Whether or not it has anything to do with the murder of two teenagers in Little Falls, the case has a noticeable undercurrent: prescription drug use and abuse by teens. If you've been following the stories about the killings of two teens – shot by the owner of a home they apparently tried to burglarize – you've seen it in the details.

  • On Sunday, Joy Powell interviewed a relative of the victims who said that the 18-year-old girl who was shot had been in drug rehab before and had even stolen pills from her medicine cabinet.
  • On Monday, Curt Brown gathered information from teens that there was a drug connection to the murder case.
  • On Tuesday, Powell reported that the teen victims might have burglarized another house, and swiped pill bottles among other items from that home.
  • This morning, the Morrison County Sheriff's Department confirmed finding six pill bottles from the earlier home burglary in the car the victims had been driving.

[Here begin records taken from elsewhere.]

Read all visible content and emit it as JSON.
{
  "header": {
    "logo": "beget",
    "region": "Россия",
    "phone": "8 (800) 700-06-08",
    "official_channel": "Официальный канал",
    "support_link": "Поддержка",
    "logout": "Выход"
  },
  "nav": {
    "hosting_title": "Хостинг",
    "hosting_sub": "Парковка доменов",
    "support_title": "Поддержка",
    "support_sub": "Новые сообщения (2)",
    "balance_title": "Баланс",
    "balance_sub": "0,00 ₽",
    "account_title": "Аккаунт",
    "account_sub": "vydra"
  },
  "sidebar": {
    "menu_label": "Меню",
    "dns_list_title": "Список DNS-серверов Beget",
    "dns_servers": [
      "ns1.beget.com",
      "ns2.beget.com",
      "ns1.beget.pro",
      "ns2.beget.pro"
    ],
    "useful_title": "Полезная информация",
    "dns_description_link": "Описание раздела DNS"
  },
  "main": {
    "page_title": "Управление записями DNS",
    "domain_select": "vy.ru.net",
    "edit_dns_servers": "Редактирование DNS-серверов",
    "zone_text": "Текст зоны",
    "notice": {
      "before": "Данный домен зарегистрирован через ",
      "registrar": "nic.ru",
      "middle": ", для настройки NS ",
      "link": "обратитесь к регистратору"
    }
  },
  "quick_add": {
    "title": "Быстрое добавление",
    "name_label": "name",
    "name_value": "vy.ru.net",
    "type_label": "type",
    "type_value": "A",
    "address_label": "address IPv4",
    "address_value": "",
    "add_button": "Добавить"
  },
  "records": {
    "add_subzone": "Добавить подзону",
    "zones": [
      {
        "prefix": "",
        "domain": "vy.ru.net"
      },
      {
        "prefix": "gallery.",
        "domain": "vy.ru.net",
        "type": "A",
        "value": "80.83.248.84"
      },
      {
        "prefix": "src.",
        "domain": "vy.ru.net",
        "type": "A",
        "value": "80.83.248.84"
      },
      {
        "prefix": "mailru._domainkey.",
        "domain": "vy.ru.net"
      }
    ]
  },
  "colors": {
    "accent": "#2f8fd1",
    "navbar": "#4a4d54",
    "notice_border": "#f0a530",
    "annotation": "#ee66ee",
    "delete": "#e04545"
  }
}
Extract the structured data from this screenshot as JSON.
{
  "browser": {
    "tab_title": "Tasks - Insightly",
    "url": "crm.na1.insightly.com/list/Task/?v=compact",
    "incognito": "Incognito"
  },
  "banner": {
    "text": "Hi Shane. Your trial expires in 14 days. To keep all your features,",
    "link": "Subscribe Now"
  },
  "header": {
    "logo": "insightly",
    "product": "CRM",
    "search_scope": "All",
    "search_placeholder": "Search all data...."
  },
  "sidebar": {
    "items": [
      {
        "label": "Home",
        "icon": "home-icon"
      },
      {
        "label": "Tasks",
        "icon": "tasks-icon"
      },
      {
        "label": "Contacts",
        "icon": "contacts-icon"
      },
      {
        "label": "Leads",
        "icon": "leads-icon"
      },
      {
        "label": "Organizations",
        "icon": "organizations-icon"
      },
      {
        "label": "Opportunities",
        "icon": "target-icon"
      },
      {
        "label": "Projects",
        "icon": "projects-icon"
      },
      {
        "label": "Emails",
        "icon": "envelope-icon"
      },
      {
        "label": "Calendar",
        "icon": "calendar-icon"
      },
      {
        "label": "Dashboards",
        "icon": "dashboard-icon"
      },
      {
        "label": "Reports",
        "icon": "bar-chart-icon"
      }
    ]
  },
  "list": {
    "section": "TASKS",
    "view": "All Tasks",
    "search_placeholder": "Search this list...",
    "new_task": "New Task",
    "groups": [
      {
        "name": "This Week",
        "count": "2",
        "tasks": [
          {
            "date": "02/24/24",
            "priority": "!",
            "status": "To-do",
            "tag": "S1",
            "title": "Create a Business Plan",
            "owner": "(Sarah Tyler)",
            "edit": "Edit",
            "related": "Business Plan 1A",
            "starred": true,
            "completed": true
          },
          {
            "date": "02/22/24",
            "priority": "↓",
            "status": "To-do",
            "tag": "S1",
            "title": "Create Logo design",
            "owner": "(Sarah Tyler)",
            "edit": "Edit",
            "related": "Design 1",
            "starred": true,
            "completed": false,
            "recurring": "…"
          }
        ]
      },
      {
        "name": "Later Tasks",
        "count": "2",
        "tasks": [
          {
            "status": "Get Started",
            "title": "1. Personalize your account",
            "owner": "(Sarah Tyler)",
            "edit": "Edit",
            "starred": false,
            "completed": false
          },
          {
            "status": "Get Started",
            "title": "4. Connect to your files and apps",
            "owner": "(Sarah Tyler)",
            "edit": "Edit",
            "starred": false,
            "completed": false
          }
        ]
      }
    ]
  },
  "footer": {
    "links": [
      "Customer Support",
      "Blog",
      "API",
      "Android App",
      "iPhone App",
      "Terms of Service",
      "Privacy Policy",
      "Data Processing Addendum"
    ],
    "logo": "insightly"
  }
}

It all fits with the reports over the past couple years from drug treatment and law enforcement officials – that prescription drug abuse is the fastest-growing drug problem among young people today. One of the reasons Hazelden expanded its Plymouth treatment facility for youth and added a new clinic in Chaska is the prevalence of prescription drug abuse. The use of these drugs, experts say, often quickens the path to addiction and accelerates the need for treatment. "Prescription drug abuse has been a growing problem for the past decade and a half," said Dr. Joseph Lee, Hazelden's director of youth services. "Now it's at epidemic proportions … People would be surprised at the proportion of crimes that are committed, petty and otherwise, in our community, because of drugs." Surveys collected by organizations such as the Minnesota Department of Health and the National Center on Addiction and Substance Abuse at Columbia University in New York are still more focused on alcohol, tobacco and marijuana. But they have picked up on the trend. From the Columbia center's latest annual survey of U.S. teens:

  • 44 percent knew drug dealers in their schools.
  • 24 percent of school dealers peddled prescription drugs, making it the second most common illegal drug for sale in schools behind marijuana.

From the Minnesota Student Survey:

  • 8 percent of high school senior boys in 2010 said they took painkillers not prescribed for them to get high.
  • 6 percent admitted to taking someone else's ADHD stimulant medications for the same purpose.

Hennepin County and others have tried to remove these addictive substances from teen hands by having prescription pill disposal events. I recall Hennepin Sheriff Rich Stanek's comment, at the time of a collection event in 2011, about how pill bottles are top targets for thieves. "They leave the TV sets, the guns and money," he said, "but they take the prescription meds." Lee said parents need to take the risk seriously and dispose of painkillers and other meds rather than leaving unfinished pill bottles around. "Don't keep them for a rainy day," he said. "It is ridiculous. So many people do that. 'I'll keep those leftover drugs from my wisdom teeth for when I have back problems.' … Where do people think that stuff goes?"